Yep, I’m back into planning things, making lists, feeling accomplished when I can check things off my list, keeping a tally of all I have to do, yada, yada, yada. And this is all well and good when things go according to plan. When they don’t, the lists just become a false sense of security. That’s what happened this week.

First, the teething. That was a surprise in itself because I thought we were done with the worst of it. Apparently, the teeth feel differently. They’re not done partying and hurting my little guy. So, the nights were bad, which led to the days being bad, which did not help our will he/won’t he nap situation. Then, yesterday, those darn teeth were especially wicked and caused Little Guy to run a fever so I canceled my sitter and plans. Today, had a sitter but Hubby studying for exam and sitter can’t stay late so so much for my writing plans. Oh, and re nap situation—that was when I would write too, so that’s not been happening. And my little lists are sitting and mocking me—not intentionally, of course, because my lists are cute and sweet and mean no harm—and I have projects I need to finish (they may have long term deadlines but still), and I just want to write because it calms and makes things feel less chaotic.

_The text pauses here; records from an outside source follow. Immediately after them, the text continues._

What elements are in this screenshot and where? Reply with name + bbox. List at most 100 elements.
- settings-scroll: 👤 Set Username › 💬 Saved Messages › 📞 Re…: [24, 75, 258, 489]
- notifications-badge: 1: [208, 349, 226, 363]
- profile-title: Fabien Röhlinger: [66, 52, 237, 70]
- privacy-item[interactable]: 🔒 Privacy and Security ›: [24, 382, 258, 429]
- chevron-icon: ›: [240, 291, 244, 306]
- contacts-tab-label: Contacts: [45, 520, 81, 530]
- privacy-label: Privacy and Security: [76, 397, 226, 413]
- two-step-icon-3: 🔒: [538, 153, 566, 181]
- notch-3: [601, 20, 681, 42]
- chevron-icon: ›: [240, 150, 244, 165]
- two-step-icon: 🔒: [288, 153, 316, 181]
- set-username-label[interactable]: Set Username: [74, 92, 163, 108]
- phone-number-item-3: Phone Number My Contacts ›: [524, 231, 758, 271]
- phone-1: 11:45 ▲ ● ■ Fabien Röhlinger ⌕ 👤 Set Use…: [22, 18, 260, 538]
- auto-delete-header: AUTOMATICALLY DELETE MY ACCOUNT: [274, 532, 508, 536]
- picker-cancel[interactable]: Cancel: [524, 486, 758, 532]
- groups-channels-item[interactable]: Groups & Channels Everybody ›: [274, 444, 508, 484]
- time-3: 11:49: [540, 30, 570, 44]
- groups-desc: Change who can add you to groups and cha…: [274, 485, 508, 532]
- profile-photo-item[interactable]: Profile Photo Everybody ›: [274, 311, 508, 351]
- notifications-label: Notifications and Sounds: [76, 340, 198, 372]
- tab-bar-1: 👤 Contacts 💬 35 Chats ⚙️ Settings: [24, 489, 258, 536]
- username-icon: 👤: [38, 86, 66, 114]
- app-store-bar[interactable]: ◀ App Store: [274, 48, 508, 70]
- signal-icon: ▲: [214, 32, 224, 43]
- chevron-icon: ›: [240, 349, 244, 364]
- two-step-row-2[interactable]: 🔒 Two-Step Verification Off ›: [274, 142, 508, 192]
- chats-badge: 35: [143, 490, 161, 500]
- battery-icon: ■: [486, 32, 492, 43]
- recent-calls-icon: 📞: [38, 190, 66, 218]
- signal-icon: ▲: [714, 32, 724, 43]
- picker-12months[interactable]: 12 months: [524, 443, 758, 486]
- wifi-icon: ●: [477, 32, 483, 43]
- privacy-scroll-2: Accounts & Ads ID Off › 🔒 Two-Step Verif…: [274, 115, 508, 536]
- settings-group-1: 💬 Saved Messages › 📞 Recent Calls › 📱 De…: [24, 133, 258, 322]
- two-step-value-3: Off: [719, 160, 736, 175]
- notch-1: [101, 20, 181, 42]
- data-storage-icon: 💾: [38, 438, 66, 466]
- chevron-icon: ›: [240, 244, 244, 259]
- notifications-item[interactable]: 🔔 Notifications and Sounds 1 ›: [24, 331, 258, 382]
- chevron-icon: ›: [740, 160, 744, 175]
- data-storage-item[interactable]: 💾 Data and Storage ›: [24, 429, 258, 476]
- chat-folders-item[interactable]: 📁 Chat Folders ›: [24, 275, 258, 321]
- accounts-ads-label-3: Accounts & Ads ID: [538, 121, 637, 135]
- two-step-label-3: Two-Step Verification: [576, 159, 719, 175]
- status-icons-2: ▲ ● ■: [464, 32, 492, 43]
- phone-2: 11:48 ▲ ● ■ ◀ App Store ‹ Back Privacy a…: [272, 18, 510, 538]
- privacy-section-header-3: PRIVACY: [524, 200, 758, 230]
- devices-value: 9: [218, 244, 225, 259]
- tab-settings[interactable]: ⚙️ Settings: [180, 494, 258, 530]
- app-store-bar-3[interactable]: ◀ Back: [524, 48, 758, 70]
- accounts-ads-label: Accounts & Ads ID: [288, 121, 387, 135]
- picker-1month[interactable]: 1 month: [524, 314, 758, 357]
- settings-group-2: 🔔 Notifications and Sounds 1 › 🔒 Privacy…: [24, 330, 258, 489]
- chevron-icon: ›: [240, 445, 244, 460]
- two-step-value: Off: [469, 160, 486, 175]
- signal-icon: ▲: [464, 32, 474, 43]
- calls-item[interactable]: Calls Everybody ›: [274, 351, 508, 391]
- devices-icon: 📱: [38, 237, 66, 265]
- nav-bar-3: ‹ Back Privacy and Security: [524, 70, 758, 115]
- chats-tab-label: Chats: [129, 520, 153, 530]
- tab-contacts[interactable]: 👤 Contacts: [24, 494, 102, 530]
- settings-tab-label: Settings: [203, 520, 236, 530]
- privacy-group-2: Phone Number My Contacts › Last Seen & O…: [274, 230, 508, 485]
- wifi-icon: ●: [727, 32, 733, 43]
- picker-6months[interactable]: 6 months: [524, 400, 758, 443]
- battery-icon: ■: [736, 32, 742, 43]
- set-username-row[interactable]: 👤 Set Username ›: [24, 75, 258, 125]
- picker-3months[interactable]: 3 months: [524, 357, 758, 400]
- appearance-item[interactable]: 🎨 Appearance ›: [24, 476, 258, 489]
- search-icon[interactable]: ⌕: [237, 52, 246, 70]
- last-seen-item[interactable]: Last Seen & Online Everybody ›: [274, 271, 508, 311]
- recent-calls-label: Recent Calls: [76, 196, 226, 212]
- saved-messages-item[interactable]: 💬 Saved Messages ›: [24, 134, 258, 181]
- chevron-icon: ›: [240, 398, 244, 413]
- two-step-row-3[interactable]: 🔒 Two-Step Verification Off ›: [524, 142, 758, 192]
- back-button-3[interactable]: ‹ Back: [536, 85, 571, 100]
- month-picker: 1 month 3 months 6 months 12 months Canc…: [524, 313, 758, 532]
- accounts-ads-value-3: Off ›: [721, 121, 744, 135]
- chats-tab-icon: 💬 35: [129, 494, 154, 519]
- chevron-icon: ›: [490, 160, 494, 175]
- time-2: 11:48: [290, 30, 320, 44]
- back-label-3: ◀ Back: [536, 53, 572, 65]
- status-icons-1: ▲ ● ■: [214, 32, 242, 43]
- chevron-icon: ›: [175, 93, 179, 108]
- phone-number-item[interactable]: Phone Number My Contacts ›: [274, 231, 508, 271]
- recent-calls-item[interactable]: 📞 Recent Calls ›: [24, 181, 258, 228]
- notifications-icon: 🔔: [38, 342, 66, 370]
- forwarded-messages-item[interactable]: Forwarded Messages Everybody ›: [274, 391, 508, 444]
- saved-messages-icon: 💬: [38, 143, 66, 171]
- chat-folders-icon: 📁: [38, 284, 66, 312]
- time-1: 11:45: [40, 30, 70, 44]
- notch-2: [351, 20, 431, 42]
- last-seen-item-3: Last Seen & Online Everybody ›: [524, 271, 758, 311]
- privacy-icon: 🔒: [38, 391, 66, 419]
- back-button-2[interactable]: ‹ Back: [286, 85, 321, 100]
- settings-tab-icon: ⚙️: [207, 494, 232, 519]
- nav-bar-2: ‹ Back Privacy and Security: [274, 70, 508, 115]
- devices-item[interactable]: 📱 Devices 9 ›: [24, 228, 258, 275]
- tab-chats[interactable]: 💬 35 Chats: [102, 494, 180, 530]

This all got me thinking about how other people do it. All you people with lots of obligations besides writing, how do you get things done when life gets in the way? I love my family, love spending time with my son, but then I get a few weeks where I can’t seem to get anything done. I feel like other people find a way. Where? How? I know people who write when kids are asleep but if they don’t go to bed until later and still don’t sleep through the night, when do you do it? I’m not writing this to complain. Really. I just need some advice. Anything. One of the Tenners, Scott William Carter, just created something called  Games Writers Play. His first is to write 30 minutes or 500 words a day, whichever comes last. I think this is a start. That’s what I’ll do tonight. But what else? One thing I learned is that I need deadlines. Whether people read what I write or not, even having to report to them to acknowledge that I wrote, would work for me. Will you be the lucky one I rope in as my report-to person? Want to volunteer? 🙂

Tell me your ideas or advice. Do you just suck up the hard weeks and make up for the loss when things get better? I can do that, but have to learn not to feel guilty in the interim. And guilt is another entry altogether—guilt for not spending time with son to write, guilt for not writing enough, etc. I can bore you will all that another time.